Vuelvo del aeropuerto de Madrid, Barajas, tras haber pasado una mañana viendo viajeros regresar. Salida once de la terminal 4, vuelos transoceánicos.
Dios, estrella ese tren
Vuelvo del aeropuerto de Madrid, Barajas, tras haber pasado una mañana viendo viajeros regresar. Salida once de la terminal 4, vuelos transoceánicos. Y un enjambre de personas que aguardan al otro lado de una valla de metal a que se abran unas puertas corredizas de cristal. Miro las escenas desde una prudente distancia de tres metros, por detrás de la espaldas, allí donde puedo ver sin que me vean.
Analizo los abrazos con sorpresa, entre hombres de piel oscura que se hablan en árabe y se dan la mano antes del abrazo y después vuelven a darse la mano. El beso en la boca rota la intimidad del chico que se abalanza por encima de los tubos de metal para aferrarse a la mujer que sale empujando un carro cargado de maletas rojas y una caja de cartón que no alcanzo a saber lo que lleva. Y las parejas que salen con paso rápido, bajando la cabeza para no mirar a las familias que esperan y les miran. Todos de camino de regreso o de ida a su vida.
Dice una amiga, que es sabia la puñetera y acierta siempre donde sabe que hay acertar, una amiga a la que un amigo en común desea como solo se desean las cosas que se sueñan, que hoy los viajeros tienen el deber a su regreso de contar aquello que han visto y que han vivido. Que en el siglo XIX los viajeros eran expedicionarios buscando nuevos rincones que bautizar o especies que pinchar en un corcho o millonarios que recorrían el mundo para después contarlo en sus clubes con una copa de whisky en la mano. Pero que hoy que se han democratizado los viajes y el mundo está ya medido y catalogado aquel que decide coger un avión y espolvorear el cielo un poco más de contaminación debe al menos devolver algo de lo que está quitando. Que tiene la obligación de contarlo. Aunque no traiga mariposas vivas en la maleta ni haya perdido quince hombres en el regreso por unas malas fiebres.
Yo veo hoy a los viajeros que regresan a Madrid, en un domingo de azul luminoso pero frío, en un otoño que huele a noche cerrada, y los imagino en sus vidas ya al atardecer. Deshaciendo sus maletas, desempaquetando envuelta la ropa sucia y las promesas que todos nos traemos de los viajes. Quizá encontrándose, de sopetón, entre la figura de cristal que se ha roto por el jet-lag también hechas trizas las nuevas esperanzas que siempre se desmenuzan los domingos a la hora de la fiebre. A la pareja que bajaba la cabeza bajando la basura acumulada en el silencio acumulado. A la familia preparando las mochilas del lunes. A los dos hombres que se abrazaban en la soledad de sus habitaciones en dos apartamentos de Madrid. Cada uno, como todos, metido ya en sí mismo en ese momento de la semana que se ve a cámara lenta, con la luz de las bombillas y las ventanas fundidas a negro. Mientras suena de fondo, como en el cine, una canción folk en la que alguien se lamenta y en la que nos podemos reconocer todos aunque no entendamos el idioma.

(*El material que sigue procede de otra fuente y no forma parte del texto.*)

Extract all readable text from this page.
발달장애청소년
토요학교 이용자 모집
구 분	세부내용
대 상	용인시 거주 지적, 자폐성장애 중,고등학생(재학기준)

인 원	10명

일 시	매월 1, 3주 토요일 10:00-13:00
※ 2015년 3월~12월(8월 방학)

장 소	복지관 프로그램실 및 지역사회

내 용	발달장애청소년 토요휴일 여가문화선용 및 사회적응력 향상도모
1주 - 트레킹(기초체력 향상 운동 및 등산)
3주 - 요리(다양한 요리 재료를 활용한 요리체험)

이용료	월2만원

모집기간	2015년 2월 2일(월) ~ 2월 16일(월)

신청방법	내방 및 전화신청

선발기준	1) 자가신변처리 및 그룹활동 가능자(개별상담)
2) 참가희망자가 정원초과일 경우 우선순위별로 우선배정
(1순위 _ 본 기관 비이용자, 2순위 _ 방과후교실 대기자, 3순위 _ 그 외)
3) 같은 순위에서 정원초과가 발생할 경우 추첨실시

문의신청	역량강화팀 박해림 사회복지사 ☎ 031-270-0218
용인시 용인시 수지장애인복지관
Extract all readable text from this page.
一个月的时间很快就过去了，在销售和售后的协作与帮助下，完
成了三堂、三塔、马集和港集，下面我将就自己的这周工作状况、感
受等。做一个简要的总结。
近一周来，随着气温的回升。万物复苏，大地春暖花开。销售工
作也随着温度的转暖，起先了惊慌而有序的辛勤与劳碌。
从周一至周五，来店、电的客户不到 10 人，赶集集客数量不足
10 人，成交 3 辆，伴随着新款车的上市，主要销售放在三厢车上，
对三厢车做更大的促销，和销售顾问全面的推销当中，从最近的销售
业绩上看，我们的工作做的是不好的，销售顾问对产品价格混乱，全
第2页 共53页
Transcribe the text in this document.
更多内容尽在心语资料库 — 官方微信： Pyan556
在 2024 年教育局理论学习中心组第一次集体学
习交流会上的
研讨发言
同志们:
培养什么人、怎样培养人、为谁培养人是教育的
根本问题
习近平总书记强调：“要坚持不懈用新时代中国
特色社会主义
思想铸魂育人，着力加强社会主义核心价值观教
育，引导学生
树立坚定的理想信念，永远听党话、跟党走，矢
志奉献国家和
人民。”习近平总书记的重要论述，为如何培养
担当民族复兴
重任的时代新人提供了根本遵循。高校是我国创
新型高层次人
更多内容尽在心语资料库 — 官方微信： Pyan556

Y no querría que ninguno hoy me contará lo que vio o no sucedió. Lo que comió. Lo que dejó de hacer. Lo que conoció. Lo que ya olvidó. He estado ahí, en el regreso, como lo estuvimos todos. Y en esa hora en la que guardas el pasaporte y tiras el resguardo del billete del avión con tu número de asiento. Como estuvimos todos en esa travesía del domingo. Cuando cierras los ojos, escuchas las notas de la guitarra y repites en bucle: “Dios, estrella ese tren, estrella ese tren”. Y lo sé bien, porque tuve más domingos que semanas.